Oh my indeed, what a very long but exciting day at ASH. It began with a 7:30 a.m. working breakfast of the IMF’s International Myeloma Working Group (IMWG) that consists of more than 200 myeloma experts from around the world (including 17 new members in 2016). One of their tasks is to write consensus guidelines and research papers. In 2016, IMWG published five papers plus have four more are pending. One of the most important was Dr. Shaji Kumar’s consensus guidelines on Minimal Residual Disease (MRD), which coincidentally I saw referenced later in the day during an MRD study.
The IMWG also discussed possible future projects, such as updating smoldering multiple myeloma (SMM) criteria and treatment guidelines for relapsed/refractory (RR) patients. At this point, an interactive discussion followed about the pro’s and con’s of recommending specific treatments versus listing many options. The meeting ended with presenters of some of the top abstracts providing previews of their upcoming presentations as well as taking many questions. In future blogs, I’ll discuss three interesting potential future drugs: Nelfinivar, Venetoclax, and Selinexor.
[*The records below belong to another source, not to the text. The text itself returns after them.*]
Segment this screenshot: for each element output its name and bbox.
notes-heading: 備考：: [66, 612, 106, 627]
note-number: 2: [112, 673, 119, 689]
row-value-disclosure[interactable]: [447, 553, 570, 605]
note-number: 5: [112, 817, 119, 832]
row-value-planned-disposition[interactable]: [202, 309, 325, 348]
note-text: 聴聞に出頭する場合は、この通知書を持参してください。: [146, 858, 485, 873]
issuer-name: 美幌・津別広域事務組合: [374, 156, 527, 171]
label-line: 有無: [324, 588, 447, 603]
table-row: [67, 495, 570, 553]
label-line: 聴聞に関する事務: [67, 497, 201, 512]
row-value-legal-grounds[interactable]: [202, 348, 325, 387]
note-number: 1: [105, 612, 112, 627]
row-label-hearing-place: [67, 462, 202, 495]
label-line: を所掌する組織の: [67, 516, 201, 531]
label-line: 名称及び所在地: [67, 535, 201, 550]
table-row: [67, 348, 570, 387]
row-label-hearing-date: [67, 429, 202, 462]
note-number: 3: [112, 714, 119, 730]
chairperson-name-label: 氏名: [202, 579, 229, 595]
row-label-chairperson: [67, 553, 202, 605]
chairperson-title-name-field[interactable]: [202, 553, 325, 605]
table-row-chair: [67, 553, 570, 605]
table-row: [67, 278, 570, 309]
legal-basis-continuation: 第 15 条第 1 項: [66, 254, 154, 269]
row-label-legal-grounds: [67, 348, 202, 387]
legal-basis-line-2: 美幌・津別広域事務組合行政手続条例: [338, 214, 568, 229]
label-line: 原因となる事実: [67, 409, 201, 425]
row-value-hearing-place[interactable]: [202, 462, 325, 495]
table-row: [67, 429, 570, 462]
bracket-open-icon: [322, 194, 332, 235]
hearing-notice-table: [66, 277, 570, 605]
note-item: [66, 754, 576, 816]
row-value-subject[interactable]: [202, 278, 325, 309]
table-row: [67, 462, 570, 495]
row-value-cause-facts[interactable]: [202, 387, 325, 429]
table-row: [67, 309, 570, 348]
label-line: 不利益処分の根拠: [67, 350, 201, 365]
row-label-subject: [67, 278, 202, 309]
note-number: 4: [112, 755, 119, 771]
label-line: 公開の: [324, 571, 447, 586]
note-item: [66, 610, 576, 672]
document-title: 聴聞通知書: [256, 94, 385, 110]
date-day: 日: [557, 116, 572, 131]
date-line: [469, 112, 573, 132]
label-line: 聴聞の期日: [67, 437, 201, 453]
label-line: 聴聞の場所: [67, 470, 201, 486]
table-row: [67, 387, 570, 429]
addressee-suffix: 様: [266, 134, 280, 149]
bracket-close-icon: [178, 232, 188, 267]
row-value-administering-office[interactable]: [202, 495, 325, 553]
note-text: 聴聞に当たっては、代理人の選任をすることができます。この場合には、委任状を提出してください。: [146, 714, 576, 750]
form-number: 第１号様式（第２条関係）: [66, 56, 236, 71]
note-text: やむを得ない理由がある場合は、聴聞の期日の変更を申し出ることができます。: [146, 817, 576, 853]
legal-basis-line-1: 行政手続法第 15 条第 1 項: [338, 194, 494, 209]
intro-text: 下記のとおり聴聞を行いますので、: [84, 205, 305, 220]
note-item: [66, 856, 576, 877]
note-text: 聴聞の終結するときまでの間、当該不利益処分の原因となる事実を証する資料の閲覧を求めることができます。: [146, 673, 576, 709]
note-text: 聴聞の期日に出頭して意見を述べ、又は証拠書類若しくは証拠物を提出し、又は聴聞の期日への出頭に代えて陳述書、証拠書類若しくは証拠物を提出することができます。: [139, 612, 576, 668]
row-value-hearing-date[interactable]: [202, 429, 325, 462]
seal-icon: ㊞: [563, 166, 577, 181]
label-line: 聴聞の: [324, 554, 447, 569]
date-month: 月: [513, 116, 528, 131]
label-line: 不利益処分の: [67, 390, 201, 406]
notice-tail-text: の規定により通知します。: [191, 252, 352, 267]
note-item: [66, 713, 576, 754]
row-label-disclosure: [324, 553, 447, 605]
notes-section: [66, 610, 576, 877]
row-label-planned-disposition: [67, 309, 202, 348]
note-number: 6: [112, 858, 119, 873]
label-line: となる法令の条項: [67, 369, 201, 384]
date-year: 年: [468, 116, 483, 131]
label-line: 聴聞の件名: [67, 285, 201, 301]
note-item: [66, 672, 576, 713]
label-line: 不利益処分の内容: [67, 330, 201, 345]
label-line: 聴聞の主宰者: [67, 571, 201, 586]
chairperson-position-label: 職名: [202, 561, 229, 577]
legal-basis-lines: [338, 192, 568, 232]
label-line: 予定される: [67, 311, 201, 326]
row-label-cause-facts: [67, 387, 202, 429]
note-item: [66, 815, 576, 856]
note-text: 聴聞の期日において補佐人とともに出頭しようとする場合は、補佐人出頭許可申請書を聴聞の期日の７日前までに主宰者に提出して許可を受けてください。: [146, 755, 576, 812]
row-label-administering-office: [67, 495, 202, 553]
Later this morning and in the afternoon, I attended Myeloma Immunotherapy Education and Scientific Programs, both discussing the current state of monoclonal antibodies (mAb’s), CAR T-cell therapy, checkpoint inhibitors, and vaccines. Regarding the difficulty of developing mAb’s, Dr James Kochenderfer said “There are no known plasma cell antigens (targets) that have strong uniform expression on multiple myeloma cells, while not being expressed on normal cells.” While multiple myeloma tends to suppress the immune system, checkpoint inhibitors can make the myeloma cell more visible to the immune system. I had heard about the PD1/PDL1 inhibitors (e.g. Pembrolizumab) enabling T-cells to “see” multiple myeloma cells, but until today, hadn’t heard of KIR ligand pathway inhibitors (e.g. Lirilumab) also being developed to enable natural killer (NK) cells of the immune system to be more effective. Interestingly though, these checkpoint inhibitors don’t have much single agent activity in myeloma, but enhance the effectiveness, say, of Revlimid when combined with it. I will blog more about immunotherapy over the next few days.
I attended a few abstract oral presentations today. One (#242) showed that consolidation after an SCT benefitted standard risk MM patients but not those considered high-risk. Another study (#243) showed that ixazomib + Rev/dex was more effective in RRMM patients who had higher c-MYC expression unless prior treatment included a stem cell transplant. Go figure. Finally, there were a couple of orals (#245, #246) that showed better MRD results correlated with better outcomes, thus further supporting the role of MRD as a primary endpoint and surrogate marker in future clinical trials.
Our myeloma SWOG committee met during lunch. SWOG is one of the four national cancer network groups running primarily Phase 2 and 3 clinical trials. We typically have monthly conference calls so it’s always appreciated when we have the opportunity to meet face-to-face and discuss proposed and on-going trials. To offer a patient’s perspective, I’m a committee member.
In between talks, I checked out posters such as #2123 “Preliminary Results From a Phase 1b Study of Isatuximab in Combination with Pom and Dex in Relapsed/Refractory Multiple Myeloma,” confirming clinical activity for this regimen that includes a new CD-38 mAb. And this evening, I attended the IMF’s annual grants award reception. After listening to some wonderful patient stories, I was encouraged to see young researchers presented with monetary awards to continue their research in areas that will potentially benefit myeloma patients.
That’s it for a long day. Wishing you the best of health.